De wereldvluchtelingenorganisatie UNHCR weet van het bestaan van 3,9 miljoen statelozen. Maar ondertussen geeft UNHCR aan dat het waarschijnlijk om meer dan 10 miljoen mensen gaat. Meer dan de helft van de landen weet niet eens hoeveel statelozen er binnen hun grenzen verblijven. Het overgrote deel van de statelozen is dus totaal onzichtbaar.
2. Je mag niet stemmen – en blijft daarom onzichtbaar.
Als je geen burger bent, mag je niet stemmen. Er is dan ook geen politicus die zich voor jou verantwoordelijk voelt. Want waarom zou je je hard maken voor mensen die niet eens naar de stembus gaan? Jouw problemen komen daarom niet – of veel te weinig, op de politieke agenda.
3. Je kan niet zomaar naar school, naar een ziekenhuis of aan het werk.
Alles wat voor mensen met staatsburgerschap vanzelf spreekt, is voor statelozen ingewikkeld. Een huis kopen, trouwen of naar school gaan, daarvoor moet je in de meeste landen toch in ieder geval ergens geregistreerd staan. En probeer maar eens aan werk te komen als je geen papieren hebt.
4. Je staat er alleen voor: discriminatie en uitsluiting zijn aan de orde van de dag.
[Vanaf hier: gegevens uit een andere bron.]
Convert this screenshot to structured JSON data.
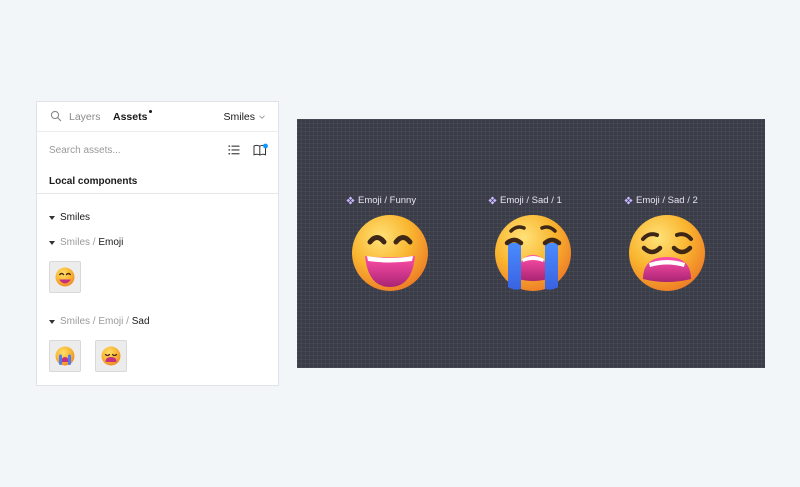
{
  "panel": {
    "tabs": {
      "layers": "Layers",
      "assets": "Assets"
    },
    "library": "Smiles",
    "search_placeholder": "Search assets...",
    "section_title": "Local components",
    "tree": {
      "smiles": "Smiles",
      "emoji": {
        "parent": "Smiles",
        "sep": " / ",
        "name": "Emoji"
      },
      "sad": {
        "parent1": "Smiles",
        "sep1": " / ",
        "parent2": "Emoji",
        "sep2": " / ",
        "name": "Sad"
      }
    },
    "icons": [
      "search-icon",
      "list-view-icon",
      "library-book-icon",
      "chevron-down-icon"
    ]
  },
  "canvas": {
    "components": [
      {
        "label": "Emoji / Funny",
        "emoji": "grinning-squinting-face"
      },
      {
        "label": "Emoji / Sad / 1",
        "emoji": "loudly-crying-face"
      },
      {
        "label": "Emoji / Sad / 2",
        "emoji": "weary-face"
      }
    ]
  },
  "colors": {
    "canvas_bg": "#3a3d47",
    "component_label": "#c7b6ff",
    "accent_dot": "#0d99ff",
    "emoji_yellow": "#f7b733",
    "emoji_mouth": "#d63a8b"
  }
}
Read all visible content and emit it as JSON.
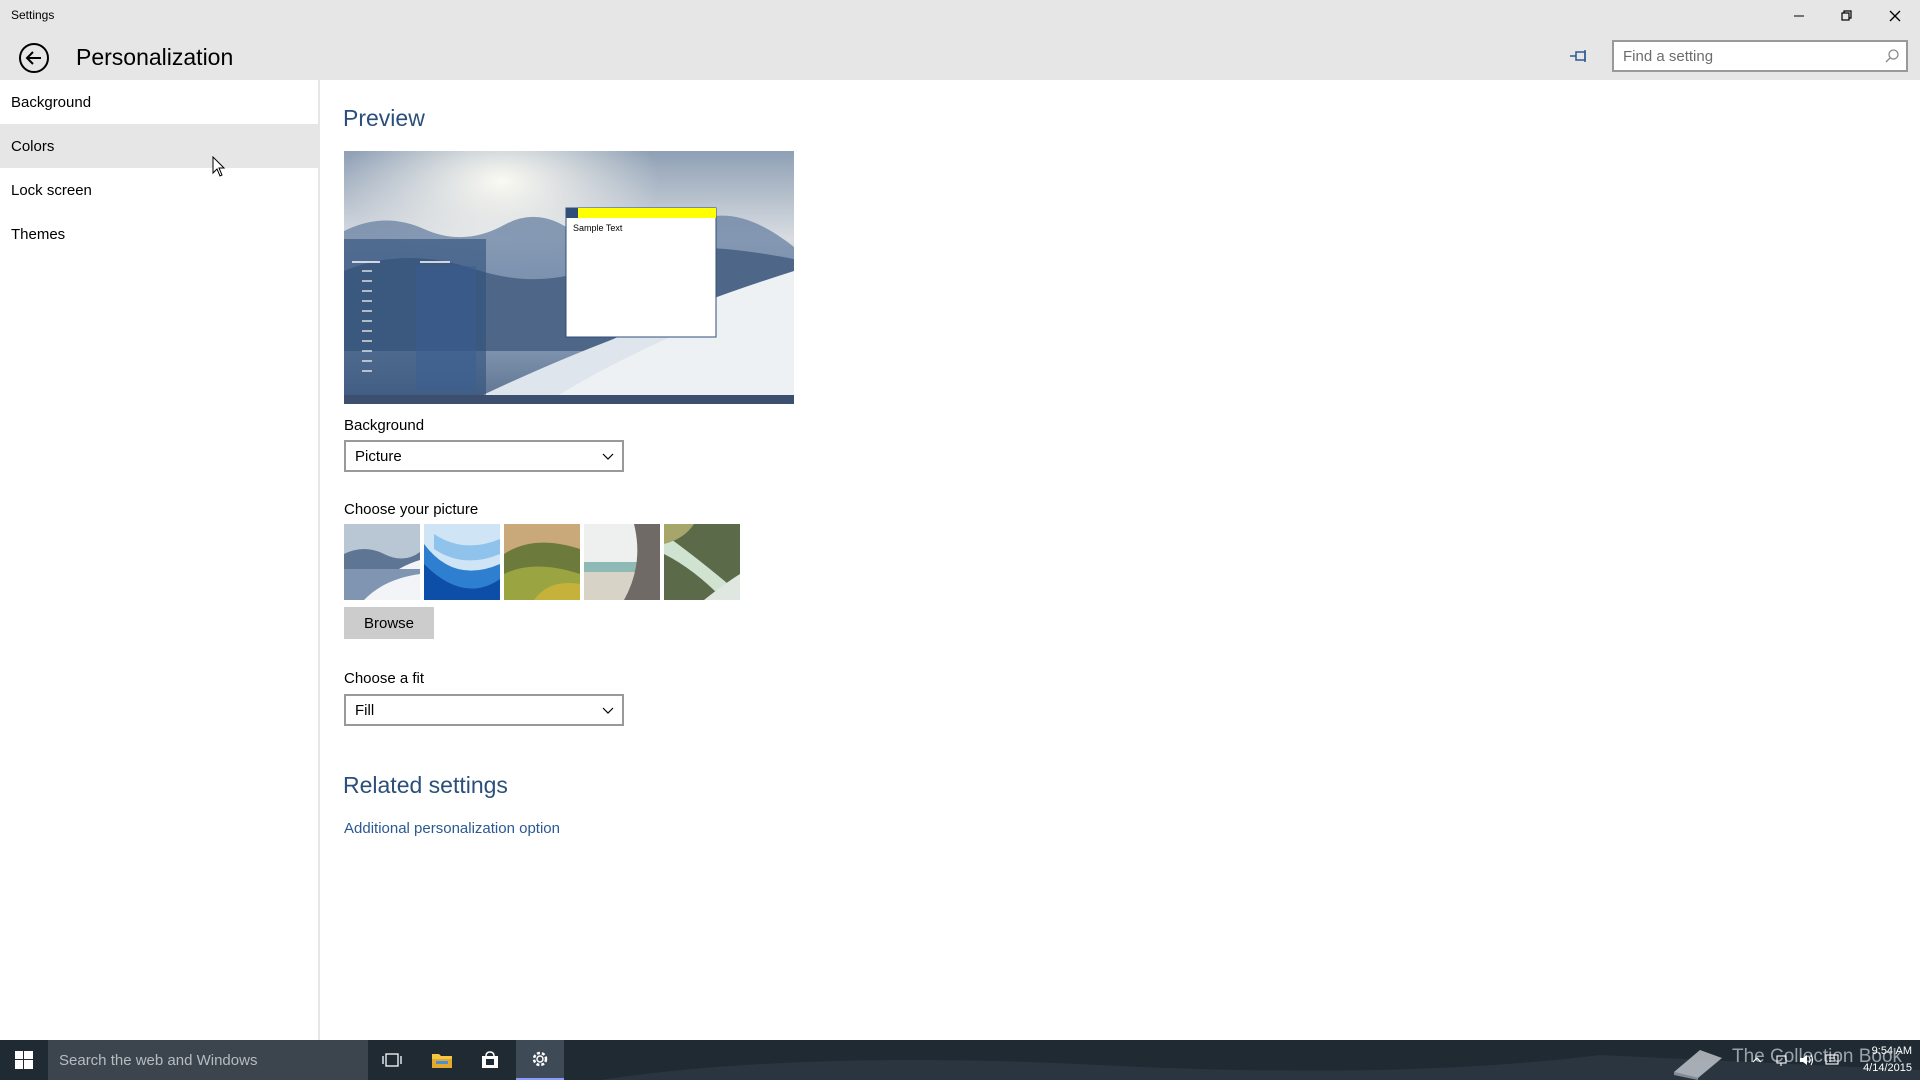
{
  "window": {
    "title": "Settings",
    "minimize_icon": "minimize-icon",
    "restore_icon": "restore-icon",
    "close_icon": "close-icon"
  },
  "header": {
    "back_icon": "back-arrow-icon",
    "title": "Personalization",
    "pin_icon": "pin-icon",
    "search_placeholder": "Find a setting",
    "search_icon": "search-icon"
  },
  "sidebar": {
    "items": [
      {
        "label": "Background",
        "selected": false
      },
      {
        "label": "Colors",
        "selected": true
      },
      {
        "label": "Lock screen",
        "selected": false
      },
      {
        "label": "Themes",
        "selected": false
      }
    ]
  },
  "main": {
    "preview_title": "Preview",
    "preview_sample_text": "Sample Text",
    "accent_color": "#ffff00",
    "background_label": "Background",
    "background_value": "Picture",
    "choose_picture_label": "Choose your picture",
    "pictures": [
      {
        "name": "snowy-mountains"
      },
      {
        "name": "blue-wave"
      },
      {
        "name": "green-hills"
      },
      {
        "name": "beach-rock"
      },
      {
        "name": "aerial-river"
      }
    ],
    "browse_label": "Browse",
    "fit_label": "Choose a fit",
    "fit_value": "Fill",
    "related_title": "Related settings",
    "related_link": "Additional personalization option"
  },
  "taskbar": {
    "search_placeholder": "Search the web and Windows",
    "watermark": "The Collection Book",
    "time": "9:54 AM",
    "date": "4/14/2015",
    "icons": [
      "task-view-icon",
      "file-explorer-icon",
      "store-icon",
      "settings-icon"
    ]
  }
}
Niets is makkelijker dan het discrimineren of uitbuiten van een staatloze. Hij staat er immers alleen voor en heeft geen bescherming van een staat om op terug te vallen. De politie is in de meeste gevallen eerder een vijand dan een vriend.
5. Het wordt niet beter.
De meeste statelozen hebben al generaties met deze problemen te maken. Ondanks wereldwijde campagnes is er voor miljoenen mensen geen uitzicht op verbetering van hun situatie.